The race was won by Canada’s Brandon Mcbride in 1:45.99, narrowly ahead of Marcin Lewandowski (1:46.35). English started controlled and composed, settling to the back as McBride towed the field through 400m in 51.83.
It was the same approach English adopted on his recent outing in London, and though he knew it would spark concern among some, trailing 20m behind the leaders, he trusted his judgment.
“I knew at 500m people would be worried about where I was, but you just have to worry about yourself,” he said. “Run to your own strength and trust the race plan. My coach [Steve Magness] said to go out and run the same race as London, so that’s what I did.”

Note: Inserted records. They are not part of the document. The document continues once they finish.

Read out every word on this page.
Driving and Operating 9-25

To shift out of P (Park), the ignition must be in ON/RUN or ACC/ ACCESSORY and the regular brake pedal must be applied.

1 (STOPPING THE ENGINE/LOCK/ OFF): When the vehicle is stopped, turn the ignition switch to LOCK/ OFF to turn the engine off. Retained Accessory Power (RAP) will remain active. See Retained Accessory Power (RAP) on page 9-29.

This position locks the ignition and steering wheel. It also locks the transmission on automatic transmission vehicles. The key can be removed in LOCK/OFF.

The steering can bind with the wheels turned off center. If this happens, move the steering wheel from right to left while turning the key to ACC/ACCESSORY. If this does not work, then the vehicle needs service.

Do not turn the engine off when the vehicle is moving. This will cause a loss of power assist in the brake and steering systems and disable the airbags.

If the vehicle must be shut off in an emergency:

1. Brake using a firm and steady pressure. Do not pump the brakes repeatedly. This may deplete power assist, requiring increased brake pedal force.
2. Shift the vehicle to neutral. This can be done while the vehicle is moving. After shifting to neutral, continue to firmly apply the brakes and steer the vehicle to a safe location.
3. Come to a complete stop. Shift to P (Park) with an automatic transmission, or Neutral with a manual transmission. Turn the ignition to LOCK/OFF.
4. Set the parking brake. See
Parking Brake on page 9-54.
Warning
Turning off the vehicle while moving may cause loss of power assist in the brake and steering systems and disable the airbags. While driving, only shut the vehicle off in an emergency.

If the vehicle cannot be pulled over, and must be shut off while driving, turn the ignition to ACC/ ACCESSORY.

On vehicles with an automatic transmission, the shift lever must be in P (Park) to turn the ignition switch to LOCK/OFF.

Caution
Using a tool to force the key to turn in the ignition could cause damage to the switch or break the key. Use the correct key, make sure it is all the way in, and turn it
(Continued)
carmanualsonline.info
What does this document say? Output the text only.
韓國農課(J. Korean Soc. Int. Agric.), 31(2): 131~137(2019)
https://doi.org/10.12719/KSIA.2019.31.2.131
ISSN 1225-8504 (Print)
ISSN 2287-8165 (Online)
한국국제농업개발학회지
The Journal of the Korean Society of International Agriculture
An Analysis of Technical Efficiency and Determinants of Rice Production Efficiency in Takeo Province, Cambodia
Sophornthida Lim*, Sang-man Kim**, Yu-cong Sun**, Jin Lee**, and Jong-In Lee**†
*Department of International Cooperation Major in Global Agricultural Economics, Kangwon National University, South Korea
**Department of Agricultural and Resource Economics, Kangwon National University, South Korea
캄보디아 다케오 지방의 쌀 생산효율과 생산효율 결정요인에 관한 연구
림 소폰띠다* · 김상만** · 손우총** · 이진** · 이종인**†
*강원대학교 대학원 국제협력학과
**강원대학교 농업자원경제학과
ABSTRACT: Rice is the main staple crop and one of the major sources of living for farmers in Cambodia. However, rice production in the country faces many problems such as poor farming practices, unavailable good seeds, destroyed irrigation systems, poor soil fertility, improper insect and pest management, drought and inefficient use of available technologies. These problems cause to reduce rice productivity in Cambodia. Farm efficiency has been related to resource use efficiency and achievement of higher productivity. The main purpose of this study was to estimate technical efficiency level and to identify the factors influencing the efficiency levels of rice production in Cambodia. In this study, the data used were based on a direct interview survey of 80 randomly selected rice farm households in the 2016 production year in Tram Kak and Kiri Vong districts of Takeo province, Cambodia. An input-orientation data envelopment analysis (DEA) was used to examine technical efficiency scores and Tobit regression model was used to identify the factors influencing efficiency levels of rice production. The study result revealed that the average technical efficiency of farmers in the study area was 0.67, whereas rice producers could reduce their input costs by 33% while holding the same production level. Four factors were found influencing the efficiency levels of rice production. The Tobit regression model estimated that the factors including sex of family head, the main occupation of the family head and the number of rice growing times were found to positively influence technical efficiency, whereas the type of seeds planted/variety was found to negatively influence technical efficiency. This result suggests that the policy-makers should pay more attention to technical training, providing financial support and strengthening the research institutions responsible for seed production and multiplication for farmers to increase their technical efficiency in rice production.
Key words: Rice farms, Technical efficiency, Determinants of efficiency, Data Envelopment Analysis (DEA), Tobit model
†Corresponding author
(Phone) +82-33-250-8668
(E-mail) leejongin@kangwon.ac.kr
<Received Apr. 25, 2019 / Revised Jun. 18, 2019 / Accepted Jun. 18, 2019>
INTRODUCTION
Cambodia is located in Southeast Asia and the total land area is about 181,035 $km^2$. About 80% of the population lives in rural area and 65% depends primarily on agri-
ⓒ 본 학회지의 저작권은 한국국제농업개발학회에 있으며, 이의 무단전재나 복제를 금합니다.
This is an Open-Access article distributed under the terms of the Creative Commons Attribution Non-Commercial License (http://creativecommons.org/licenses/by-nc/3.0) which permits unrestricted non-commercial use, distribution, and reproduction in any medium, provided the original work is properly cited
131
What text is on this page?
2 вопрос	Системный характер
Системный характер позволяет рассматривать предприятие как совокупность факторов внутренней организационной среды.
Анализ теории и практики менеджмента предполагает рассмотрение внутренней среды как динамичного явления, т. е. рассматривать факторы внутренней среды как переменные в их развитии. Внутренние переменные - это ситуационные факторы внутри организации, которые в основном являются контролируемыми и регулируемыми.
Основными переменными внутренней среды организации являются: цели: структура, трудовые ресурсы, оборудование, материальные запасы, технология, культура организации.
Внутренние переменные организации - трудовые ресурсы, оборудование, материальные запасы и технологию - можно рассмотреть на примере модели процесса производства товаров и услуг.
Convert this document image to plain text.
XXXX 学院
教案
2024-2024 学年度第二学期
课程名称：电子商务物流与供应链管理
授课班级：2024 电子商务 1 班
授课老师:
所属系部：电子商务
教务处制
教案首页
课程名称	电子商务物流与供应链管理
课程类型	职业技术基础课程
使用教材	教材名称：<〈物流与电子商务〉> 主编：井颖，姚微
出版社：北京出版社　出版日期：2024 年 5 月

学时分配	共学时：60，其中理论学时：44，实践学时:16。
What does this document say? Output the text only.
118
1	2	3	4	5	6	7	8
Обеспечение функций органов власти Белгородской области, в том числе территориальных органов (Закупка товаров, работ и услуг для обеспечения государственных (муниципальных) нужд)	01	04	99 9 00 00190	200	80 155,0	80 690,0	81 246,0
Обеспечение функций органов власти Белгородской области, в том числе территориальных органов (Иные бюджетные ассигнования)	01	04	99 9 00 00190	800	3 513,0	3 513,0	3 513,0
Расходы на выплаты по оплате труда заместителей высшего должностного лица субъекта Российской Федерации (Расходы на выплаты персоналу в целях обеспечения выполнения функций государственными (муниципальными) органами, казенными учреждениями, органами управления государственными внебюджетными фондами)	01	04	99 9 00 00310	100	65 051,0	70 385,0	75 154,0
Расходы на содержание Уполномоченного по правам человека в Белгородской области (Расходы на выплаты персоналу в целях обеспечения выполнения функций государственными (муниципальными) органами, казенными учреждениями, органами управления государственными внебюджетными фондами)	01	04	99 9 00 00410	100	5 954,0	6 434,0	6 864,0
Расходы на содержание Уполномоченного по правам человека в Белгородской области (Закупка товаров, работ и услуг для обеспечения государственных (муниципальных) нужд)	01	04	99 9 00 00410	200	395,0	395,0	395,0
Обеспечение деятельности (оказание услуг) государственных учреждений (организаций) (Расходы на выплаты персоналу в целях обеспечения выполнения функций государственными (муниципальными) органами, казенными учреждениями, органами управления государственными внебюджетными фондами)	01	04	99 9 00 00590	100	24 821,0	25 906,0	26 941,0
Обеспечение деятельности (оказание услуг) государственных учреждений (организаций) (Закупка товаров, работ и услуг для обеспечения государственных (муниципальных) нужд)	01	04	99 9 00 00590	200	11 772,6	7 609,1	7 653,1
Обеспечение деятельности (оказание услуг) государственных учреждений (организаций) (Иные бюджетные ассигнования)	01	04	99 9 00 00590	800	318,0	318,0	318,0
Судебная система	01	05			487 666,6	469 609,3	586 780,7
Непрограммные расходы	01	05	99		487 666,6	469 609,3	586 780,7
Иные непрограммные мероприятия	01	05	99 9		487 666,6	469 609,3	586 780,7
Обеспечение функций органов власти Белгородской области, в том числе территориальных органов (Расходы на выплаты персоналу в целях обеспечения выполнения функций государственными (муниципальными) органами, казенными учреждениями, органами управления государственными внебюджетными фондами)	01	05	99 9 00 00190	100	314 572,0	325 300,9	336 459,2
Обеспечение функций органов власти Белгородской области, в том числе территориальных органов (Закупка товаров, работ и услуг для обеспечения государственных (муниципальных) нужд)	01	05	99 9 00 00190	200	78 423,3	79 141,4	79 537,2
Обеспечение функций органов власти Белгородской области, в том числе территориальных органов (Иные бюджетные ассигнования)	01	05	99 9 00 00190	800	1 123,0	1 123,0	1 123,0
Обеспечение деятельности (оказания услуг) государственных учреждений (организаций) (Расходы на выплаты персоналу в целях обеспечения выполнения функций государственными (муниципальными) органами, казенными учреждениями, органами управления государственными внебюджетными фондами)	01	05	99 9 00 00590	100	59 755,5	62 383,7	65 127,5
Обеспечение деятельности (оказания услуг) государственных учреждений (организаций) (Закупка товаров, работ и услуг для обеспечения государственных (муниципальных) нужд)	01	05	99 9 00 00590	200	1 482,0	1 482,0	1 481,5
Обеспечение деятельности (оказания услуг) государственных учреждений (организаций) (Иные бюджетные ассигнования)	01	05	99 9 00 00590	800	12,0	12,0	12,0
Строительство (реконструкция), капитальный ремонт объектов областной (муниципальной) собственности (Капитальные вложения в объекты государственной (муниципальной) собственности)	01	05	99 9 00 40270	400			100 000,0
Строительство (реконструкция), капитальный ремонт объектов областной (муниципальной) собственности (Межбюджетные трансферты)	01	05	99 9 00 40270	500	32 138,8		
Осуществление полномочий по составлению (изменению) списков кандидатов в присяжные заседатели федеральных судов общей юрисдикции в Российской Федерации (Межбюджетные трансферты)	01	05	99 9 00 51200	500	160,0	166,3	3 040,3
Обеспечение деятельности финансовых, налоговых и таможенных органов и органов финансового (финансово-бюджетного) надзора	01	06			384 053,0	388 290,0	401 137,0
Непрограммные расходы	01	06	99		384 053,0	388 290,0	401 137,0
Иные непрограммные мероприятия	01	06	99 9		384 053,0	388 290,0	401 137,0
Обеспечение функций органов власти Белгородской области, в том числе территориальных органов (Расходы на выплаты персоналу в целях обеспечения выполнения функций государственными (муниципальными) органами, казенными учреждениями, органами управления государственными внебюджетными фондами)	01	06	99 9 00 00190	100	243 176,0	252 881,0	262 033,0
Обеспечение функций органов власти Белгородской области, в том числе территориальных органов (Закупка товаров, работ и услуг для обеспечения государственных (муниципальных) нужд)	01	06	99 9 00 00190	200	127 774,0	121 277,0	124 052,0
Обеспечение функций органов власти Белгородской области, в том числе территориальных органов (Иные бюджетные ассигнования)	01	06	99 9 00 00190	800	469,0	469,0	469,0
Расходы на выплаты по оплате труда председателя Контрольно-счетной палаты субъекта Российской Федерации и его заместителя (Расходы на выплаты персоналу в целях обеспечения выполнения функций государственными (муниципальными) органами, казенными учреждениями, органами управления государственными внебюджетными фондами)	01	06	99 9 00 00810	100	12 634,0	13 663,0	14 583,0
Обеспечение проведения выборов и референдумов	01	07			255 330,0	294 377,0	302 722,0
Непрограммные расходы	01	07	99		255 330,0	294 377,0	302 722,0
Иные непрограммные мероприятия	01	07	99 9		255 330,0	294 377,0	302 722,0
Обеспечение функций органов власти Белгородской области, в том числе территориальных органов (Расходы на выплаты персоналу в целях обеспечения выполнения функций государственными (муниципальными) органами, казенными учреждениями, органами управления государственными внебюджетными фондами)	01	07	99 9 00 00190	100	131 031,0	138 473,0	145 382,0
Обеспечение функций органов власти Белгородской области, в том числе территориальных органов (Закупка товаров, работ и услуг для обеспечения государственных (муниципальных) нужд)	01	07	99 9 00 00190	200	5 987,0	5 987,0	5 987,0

English tracked Poland’s Marcin Lewandowski through the second lap, coasting his way into the top three automatic qualifying spots as the field turned for home.
With 50m to run, the Letterkenny man had enough time and energy to take a casual glance around, confirming that there were no threats to his position, any doubts he had before the race finally cast into oblivion.
“There were definitely nerves,” he admitted afterwards. “It was easy to not get nervous when it wasn’t a full stadium, but I kept telling myself this is the Olympics, because I wanted that adrenaline rush.”
In the early hours of tomorrow morning — 2.26am Irish time — he has a date with an Olympic semi-final.
English will line up alongside world record holder David Rudisha, former world indoor 1500m champion Ayanleh Souleimam, and European champion Adam Kszczot. A formidable field.
Only the top two will advance automatically to Monday’s final, but English will do everything in his power to make sure he’s one of them. “I’ll recover as much as I can and do what I’ve got to do to run 1:44,” he said.
“The pressure is off a bit now, but I’ll still go out, leave everything on the track and walk away with no regrets.”
There was no such joy for racewalker Alex Wright, who finished 46th in the men’s 20km racewalk in 1:25:25, held in hot and sunny conditions on Rio’s southern coast and won by China’s Zhen Wang in 1:19:14.
“I was hoping for a little bit better, but all my focus has been on the 50K,” said Wright.
“From the start I found it hard to get into the race, and I just found it very difficult. I feel more comfortable now, having gone through that, for next week’s race. Next week I can use what I learned out there.”
Looking ahead, there will be no shortage of Irish in action over the weekend. Kerry O’Flaherty, Michelle Finn, and Sara Treacy get their Olympic campaigns under way in the heats of the women’s 3000m steeplechase at 2.05pm Irish time today, while tomorrow morning, Fionnuala McCormack, Lizzie Lee, and Breege Connolly compete in the marathon.